ImageIs Europe becoming less uniform? Lack of uniformity among member countries mattered less when the EEC was formed. The people were poorer and more dutiful. Relations and negotiations were conducted among a cosmopolitan elite.
This is changing in two ways. As Europe emerged from post-war reconstruction and the ensuing cold war, national characteristics were able to flourish again in the warmth of peace and relative prosperity. At the same time, national political elites started to become more dependant on their increasingly aware populations for continuation of their political careers and membership of the elite at the European level.
Thus the trend toward uniformity implied by the Monet vision failed to happen in some important respects.
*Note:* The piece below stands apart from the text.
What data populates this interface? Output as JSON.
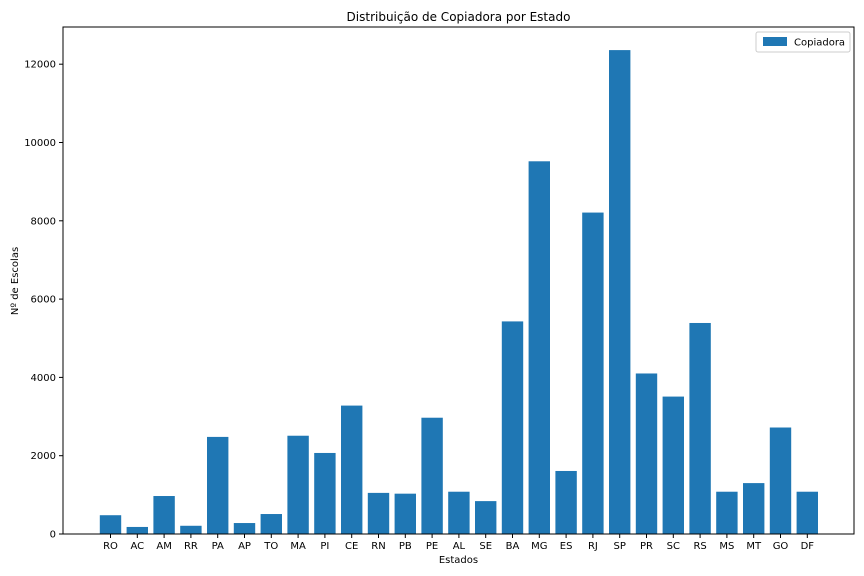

Economically illiterate European politicians pitchforked most of Europe into a single currency, with the result that the gulf in styles of economic management between North and South Europe caused greater strains.
Even within Northern Europe the economies have run in different styles. Britain borrows, Germany saves and shuns credit cards by choice. Britain advocates free trade, France lightly disguised protectionism. France and Germany have policy strategies, Britain claims to favour the free market, which is often an excuse for avoiding policy choices.
As more south European countries have joined the EU - for the money - so the amount of corruption has leapt. Romania, Bulgaria and many Balkan countries are institutionally corrupt. Southern Italy is institutionally corrupt. If you doubt this, your Christmas book list should include the richly written and stomach churning Gomorrah (for Italy), and McMafia for Bulgaria, the Balkans, and the rest of the world.
The more you gaze on Europe, the more foreign it seems.